Hafta sonu sahile gidip, denize girecektik. O gece regl olmuştum. Sabah moralsiz ve ağrılı bir şekilde Ayşe ile buluşma yerine doğru gittim.
Selim, Elif ile, Doğan da, Zeynep ve Pınar ile birlikte gelmişler, sahilin o bölümünü kiralamışlardı.
Ayşe, Selim'i seviyordu ama Doğan abi onun kahramanı gibiydi. Doğan'ı her gördüğünde koşup boynuna sarılıyordu.
Doğan, Ayşe'yi görünce kollarını açtı. Ayşe koşarak yine boynuna sarıldı, "Ağabeyim, seni çok özledim."
"Bende, fıstık burun. Bende. Ne haber, nasılsın bakalım. Son üç ayım kaldı. Üç ay sonra hep birlikteyiz. Bu kadar ayrılmak yok. Söz."
"Abii, siz evlenince beni üzerine yazdırsana. Sizinle kalayım."
"Nurseli ablan izin verirse olur."
"Kahramanının yerini kimse tutamaz, seninle yarışacak değilim." dedim omuz seğirterek.
"Son olarak, Zeynep ablana da soralım, kabul ederse olabilir."
"Zeynep abla söz, hiç yaramazlık yapmam.
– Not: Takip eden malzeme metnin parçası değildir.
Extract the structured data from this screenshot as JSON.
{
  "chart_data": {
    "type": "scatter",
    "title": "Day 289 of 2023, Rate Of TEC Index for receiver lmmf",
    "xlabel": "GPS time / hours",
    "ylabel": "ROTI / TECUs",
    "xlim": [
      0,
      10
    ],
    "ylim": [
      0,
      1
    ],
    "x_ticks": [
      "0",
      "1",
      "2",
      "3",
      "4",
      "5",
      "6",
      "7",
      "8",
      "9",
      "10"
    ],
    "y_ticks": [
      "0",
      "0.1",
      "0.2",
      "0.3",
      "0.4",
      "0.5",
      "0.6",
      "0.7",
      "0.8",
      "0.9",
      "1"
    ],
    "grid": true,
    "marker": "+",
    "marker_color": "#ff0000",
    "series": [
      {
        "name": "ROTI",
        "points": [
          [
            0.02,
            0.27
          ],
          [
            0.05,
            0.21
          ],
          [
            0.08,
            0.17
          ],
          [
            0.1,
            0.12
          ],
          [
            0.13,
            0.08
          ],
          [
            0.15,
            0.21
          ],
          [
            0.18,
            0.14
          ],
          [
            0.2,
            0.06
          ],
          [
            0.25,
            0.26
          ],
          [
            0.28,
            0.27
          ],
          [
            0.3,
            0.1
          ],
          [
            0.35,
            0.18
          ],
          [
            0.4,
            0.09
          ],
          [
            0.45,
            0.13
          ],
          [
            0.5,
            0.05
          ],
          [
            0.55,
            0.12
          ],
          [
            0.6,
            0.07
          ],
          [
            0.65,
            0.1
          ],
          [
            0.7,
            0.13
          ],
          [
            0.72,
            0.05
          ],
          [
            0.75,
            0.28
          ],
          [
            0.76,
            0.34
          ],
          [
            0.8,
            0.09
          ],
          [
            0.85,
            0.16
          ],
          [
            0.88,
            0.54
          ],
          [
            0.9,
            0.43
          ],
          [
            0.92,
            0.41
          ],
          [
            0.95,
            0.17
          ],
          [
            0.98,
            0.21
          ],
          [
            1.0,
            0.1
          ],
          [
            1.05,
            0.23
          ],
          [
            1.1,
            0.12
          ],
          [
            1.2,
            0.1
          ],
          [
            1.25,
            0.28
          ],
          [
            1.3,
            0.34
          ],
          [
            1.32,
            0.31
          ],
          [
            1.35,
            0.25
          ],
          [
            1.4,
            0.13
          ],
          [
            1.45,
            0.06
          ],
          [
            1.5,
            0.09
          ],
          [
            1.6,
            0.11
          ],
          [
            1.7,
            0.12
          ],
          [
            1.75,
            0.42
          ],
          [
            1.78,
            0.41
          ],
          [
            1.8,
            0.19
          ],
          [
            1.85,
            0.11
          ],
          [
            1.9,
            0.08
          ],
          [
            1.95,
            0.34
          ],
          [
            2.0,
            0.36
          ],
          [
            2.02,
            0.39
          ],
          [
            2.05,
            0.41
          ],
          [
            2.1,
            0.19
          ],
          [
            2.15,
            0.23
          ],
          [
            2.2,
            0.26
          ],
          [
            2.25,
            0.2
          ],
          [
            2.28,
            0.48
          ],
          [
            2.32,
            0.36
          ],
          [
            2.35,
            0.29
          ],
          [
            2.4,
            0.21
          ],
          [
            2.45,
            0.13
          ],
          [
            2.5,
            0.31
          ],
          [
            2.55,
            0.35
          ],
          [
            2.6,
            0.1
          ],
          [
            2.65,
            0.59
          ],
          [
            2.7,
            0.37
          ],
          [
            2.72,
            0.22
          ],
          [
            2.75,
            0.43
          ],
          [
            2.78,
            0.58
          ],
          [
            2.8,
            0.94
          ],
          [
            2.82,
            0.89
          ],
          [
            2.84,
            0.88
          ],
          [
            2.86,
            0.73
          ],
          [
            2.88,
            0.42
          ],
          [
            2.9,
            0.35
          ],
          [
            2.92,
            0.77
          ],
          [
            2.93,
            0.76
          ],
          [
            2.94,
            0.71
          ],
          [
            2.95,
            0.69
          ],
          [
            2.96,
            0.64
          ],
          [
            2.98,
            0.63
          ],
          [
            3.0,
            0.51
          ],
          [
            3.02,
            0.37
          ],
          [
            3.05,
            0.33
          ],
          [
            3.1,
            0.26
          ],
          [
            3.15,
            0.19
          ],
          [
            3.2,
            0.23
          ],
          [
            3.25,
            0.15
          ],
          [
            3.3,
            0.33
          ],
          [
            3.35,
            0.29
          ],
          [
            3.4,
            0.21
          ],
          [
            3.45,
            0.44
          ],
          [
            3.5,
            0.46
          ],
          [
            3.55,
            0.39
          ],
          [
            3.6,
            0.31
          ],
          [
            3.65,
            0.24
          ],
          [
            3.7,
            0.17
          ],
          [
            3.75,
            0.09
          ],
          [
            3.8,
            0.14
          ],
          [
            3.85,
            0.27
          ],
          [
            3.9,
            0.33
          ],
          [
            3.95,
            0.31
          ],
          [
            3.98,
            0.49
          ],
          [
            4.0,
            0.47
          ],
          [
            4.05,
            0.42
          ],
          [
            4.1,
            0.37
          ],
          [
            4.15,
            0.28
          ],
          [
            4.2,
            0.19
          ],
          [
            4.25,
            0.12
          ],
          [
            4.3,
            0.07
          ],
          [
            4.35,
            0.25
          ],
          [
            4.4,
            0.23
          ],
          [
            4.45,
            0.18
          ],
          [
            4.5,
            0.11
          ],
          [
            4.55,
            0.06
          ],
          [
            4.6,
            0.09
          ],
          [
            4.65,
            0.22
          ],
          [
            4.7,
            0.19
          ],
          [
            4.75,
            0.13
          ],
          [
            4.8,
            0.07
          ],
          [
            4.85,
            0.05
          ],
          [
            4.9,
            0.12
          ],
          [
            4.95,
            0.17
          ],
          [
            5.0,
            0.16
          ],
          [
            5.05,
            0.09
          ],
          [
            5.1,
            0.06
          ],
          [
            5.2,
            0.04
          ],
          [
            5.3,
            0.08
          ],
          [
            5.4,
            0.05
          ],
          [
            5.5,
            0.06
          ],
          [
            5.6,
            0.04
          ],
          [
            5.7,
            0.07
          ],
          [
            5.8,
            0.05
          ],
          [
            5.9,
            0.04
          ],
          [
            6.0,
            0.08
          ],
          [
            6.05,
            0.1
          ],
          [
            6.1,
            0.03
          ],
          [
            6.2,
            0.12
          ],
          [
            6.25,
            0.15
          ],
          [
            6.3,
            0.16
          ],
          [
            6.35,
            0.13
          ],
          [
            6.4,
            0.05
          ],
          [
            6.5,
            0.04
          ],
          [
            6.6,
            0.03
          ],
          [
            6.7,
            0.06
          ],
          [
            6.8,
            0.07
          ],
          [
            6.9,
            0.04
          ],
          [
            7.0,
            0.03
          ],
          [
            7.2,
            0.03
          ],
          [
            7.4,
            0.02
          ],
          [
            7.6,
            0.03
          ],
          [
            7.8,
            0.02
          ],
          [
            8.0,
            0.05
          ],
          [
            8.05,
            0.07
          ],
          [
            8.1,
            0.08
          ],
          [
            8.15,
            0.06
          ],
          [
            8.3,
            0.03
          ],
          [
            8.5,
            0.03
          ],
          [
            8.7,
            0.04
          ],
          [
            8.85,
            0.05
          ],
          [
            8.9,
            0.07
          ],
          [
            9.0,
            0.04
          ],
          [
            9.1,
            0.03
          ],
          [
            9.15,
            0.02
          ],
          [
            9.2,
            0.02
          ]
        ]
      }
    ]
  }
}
Ne söylersen yaparım."
"Bir düşüneyim. Pınar, Ayşe hastanede söz dinlemiş miydi?"
"Evet evet, ne söylersek yaptı."
" Tamam. Yemek ne biliyorsun? Ben eve geldiğimde yemekler hazır olsun isterim."
"Nurseli abla bana öğretiyor. Düğüne kadar daha çok öğrenirim. Sen hangi yemeği seversin, en iyi onu öğreneyim."
"Selim, bak yaa nasıl da sattı bizi." dedim
"Abla sürekli sizinleyim, aranızda salça oluyorum. Biraz da onlarla olayım. Anlarsın ya!" deyip göz kırpınca Doğan, Ayşe'nin omuzlarından sıkıp, Zeynep'e, "Ooo bunun plan başka, kabul etmeyelim Zeynep!" dedi.
Zeynep, "Bence de erken fark ettiğimiz iyi oldu!" dedi.
Pınar, biraz kaldıktan sonra izin isteyip ayrıldı. Herkes suya girdi. Selim ve ben sahilde oturuyorduk. Güneş ışınlarının denize vuran yansımasına bakıyordum.
Takip ettiğim her ışık süzmesini, dalgalar arasında kaybolana kadar izliyor, sonra tekrar yeniden bir ışık daha takip ediyordum. Selim, dirseği ile vurup, daldığım yerden kendime getirdi.
"Biz girmeyecek miyiz?"
Bir an daldığım yerden Selim'e bakıp tekrar manzaraya döndüm ve Selim'in sorusunu cevapladım. "Sen gir, benim keyfim yok."
"Neden moralin mi bozuk?"
"Hayır!"
"Hasta mısın?"
"Hayır!"
"Yüzme bilmediğin içinse ben seni yüzdürürüm merak etme!"
"Selim, ısrar etme, istemiyorum dedim yaaa!"
"Neden o zaman. Dün çok istekliydin. Bir günde ne oldu ki?"
"Düşün bakalım. Bir günde ne olmuş olabilir?" deyince biraz düşündü...
"Oooo anladııımm. Pardon ya kusura bakma. Tamam üzülme. Seninle de haftaya geliriz!"
"Haftaya da olmaz!"
"Neden kaç gün ki?"
"Bazen sekiz bazen dokuz."
"Yuuuh kaç günde biiirr!"
"19-23 değişiyor!"
Selim sustu. Bir gözünü hafif kısıp, başını, sağlı sollu aşağı yukarı yaparak, aklından hesap yapmaya çalışır gibiydi. "Selim, ne yapıyorsun?" diye sordum.
ŞİMDİ OKUDUĞUN
Maziden Gelen Sır (Dreame Ve Çizgi Stüdyo da Devam Ediyor)
Ficción General♥️'ler bir atınca harfler önemini yitirir!.. Yolların değil, yılların ayırdığı bir aşk hikayesi !.. Hayatta hiç bir karşılaşma tesadüf değildir. Karşılaşıp hayatına aldığın her insan, Ya imtihanındır. Ya bir cezadır. Yada Allah'ın bir lütfudur. "ben...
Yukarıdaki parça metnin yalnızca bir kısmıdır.